It's all in the details! Who knows why, but I just started thinking of how small, pesky, planning details, if overlooked, can cause pain and heartbreak if not addressed. OK, "top secret" may be just a little stretch, but not by much!
I came up with these planning secrets, largely unknown to the typical consumer, off the top of my head, and trust me, there are MANY more that I must be aware of as I slowly and carefully go about editing a kitchen plan for the last time before putting the order "to bed" as I call it, at which time there is no more time for changes. The factory begins to produce the order, and the result of these planning exercises will be known....upon installation. It can be the stuff nightmares are made of, if only thought of, say, during cabinet production, or as a surprise, during installation!
Here are just SOME of the details I'd like to share with you:
1. Size (width) of window and door casings - If cabinetry must fit between, say, a wall and a window, the size of the window casing is critical. Likewise, cabinetry fitting BETWEEN window or door casings. Casings being changed? To what size, and how will that affect cabinetry?
2. Casings and moldings colliding - Will your cabinet crown molding and window or door casings collide? That's just not right! Check floor, cabinet, and ceiling junctures.
3. Is there adequate room on the wall planned for receptacles, primarily when one walks into a room? If tall cabinets align a doorway, would there be room/depth planned in for receptacles, even if they have to be cut into the cabinet side?
4. Backsplash height - What height is perfect for you?

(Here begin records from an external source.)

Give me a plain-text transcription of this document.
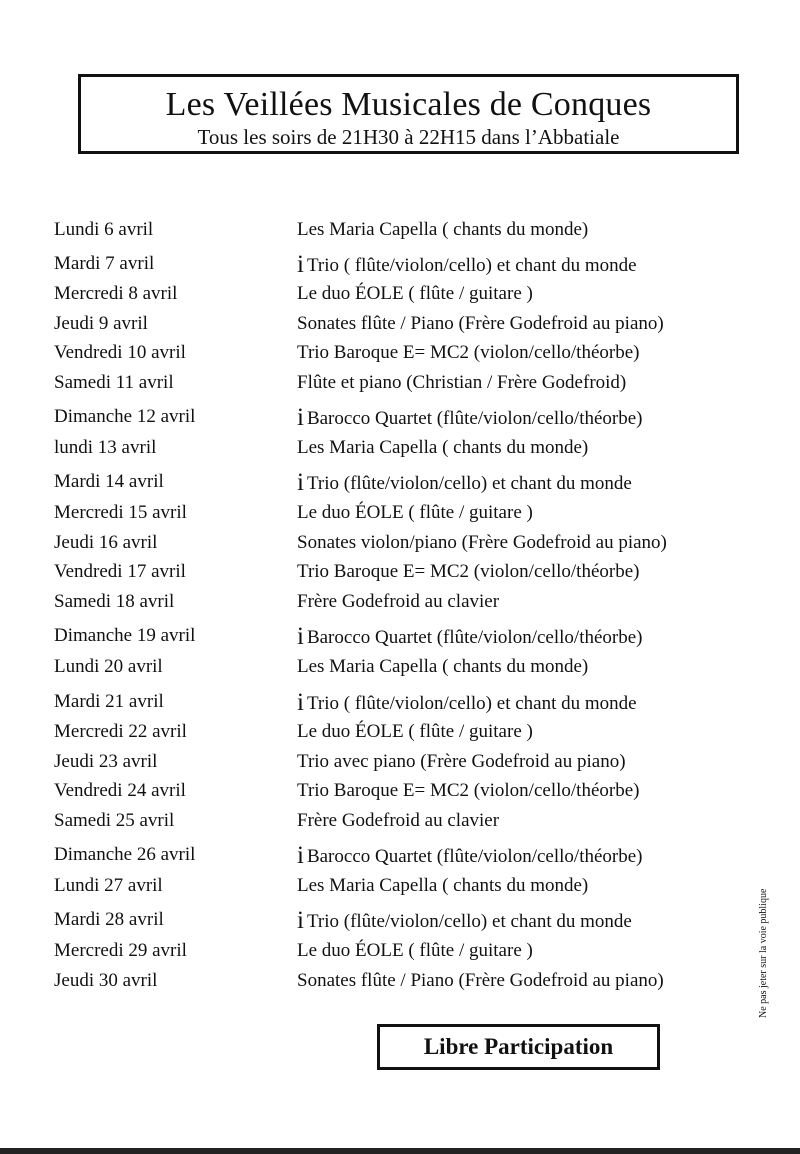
Les Veillées Musicales de Conques
Tous les soirs de 21H30 à 22H15 dans l’Abbatiale
Lundi 6 avril	Les Maria Capella ( chants du monde)
Mardi 7 avril	i Trio ( flûte/violon/cello) et chant du monde
Mercredi 8 avril	Le duo ÉOLE ( flûte / guitare )
Jeudi 9 avril	Sonates flûte / Piano (Frère Godefroid au piano)
Vendredi 10 avril	Trio Baroque E= MC2 (violon/cello/théorbe)
Samedi 11 avril	Flûte et piano (Christian / Frère Godefroid)
Dimanche 12 avril	i Barocco Quartet (flûte/violon/cello/théorbe)
lundi 13 avril	Les Maria Capella ( chants du monde)
Mardi 14 avril	i Trio (flûte/violon/cello) et chant du monde
Mercredi 15 avril	Le duo ÉOLE ( flûte / guitare )
Jeudi 16 avril	Sonates violon/piano (Frère Godefroid au piano)
Vendredi 17 avril	Trio Baroque E= MC2 (violon/cello/théorbe)
Samedi 18 avril	Frère Godefroid au clavier
Dimanche 19 avril	i Barocco Quartet (flûte/violon/cello/théorbe)
Lundi 20 avril	Les Maria Capella ( chants du monde)
Mardi 21 avril	i Trio ( flûte/violon/cello) et chant du monde
Mercredi 22 avril	Le duo ÉOLE ( flûte / guitare )
Jeudi 23 avril	Trio avec piano (Frère Godefroid au piano)
Vendredi 24 avril	Trio Baroque E= MC2 (violon/cello/théorbe)
Samedi 25 avril	Frère Godefroid au clavier
Dimanche 26 avril	i Barocco Quartet (flûte/violon/cello/théorbe)
Lundi 27 avril	Les Maria Capella ( chants du monde)
Mardi 28 avril	i Trio (flûte/violon/cello) et chant du monde
Mercredi 29 avril	Le duo ÉOLE ( flûte / guitare )
Jeudi 30 avril	Sonates flûte / Piano (Frère Godefroid au piano)	Ne pas jeter sur la voie publique
Libre Participation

This is adjustable, unless it is driven by the height of a tall cabinet, but should be planned in advance. Are you short in height? Or, do you have tall countertop appliances? Another critical area to look at.
5. Floor level - Is your floor wavy, as most are? Are you designing in decorative feet, valances, toekick details, or columns, which reach the floor? If so, and the above mentioned items are too short, you will experience gaps, as the cabinets are first installed at the HIGH POINT of the floor...as the floor dips, that's where you see the gaps. The cabinets in the low points are propped up with shims so that the tops of all cabinets are level to receive a level countertop.
6. Microwave - Don't assume it can easily be built in snugly, for a great, tight, look. Many microwaves have trim kits which MUST be used or the warranties will not be in effect. I've not come across any microwaves that can be built in tightly, ever.
7. Large sinks - You love the large sinks, but beware of how deep they are front to back, and if undermounted, add the rim size to determine if your faucet will fit underneath the countertop. More and more recently, I am making sink bases deeper to accommodate these large sinks. This also effects adjacent cabinetry!
8. Cooktop and oven brands, one above the other - In this configuration, make sure you use the same brand of appliance. Typically, if two different brands are used, each warranty may not be in effect. A bad scene...
9. Downdrafts - Downdrafts are tricky. If you do not use the same brand downdraft as the cooktop (this IS typically allowable) the configuration underneath the countertop may not fit with the height or depth dimension of the cooktop under the countertop, making the combination uninstallable..something to check.
10. Where do your cabinets end on a wall? Me...I HATE little slivers of wall, say, 1-2". I think it's tacky. i like to leave at LEAST 3 1/2", more typically, 4" at least between a cabinet side and, say, door casing.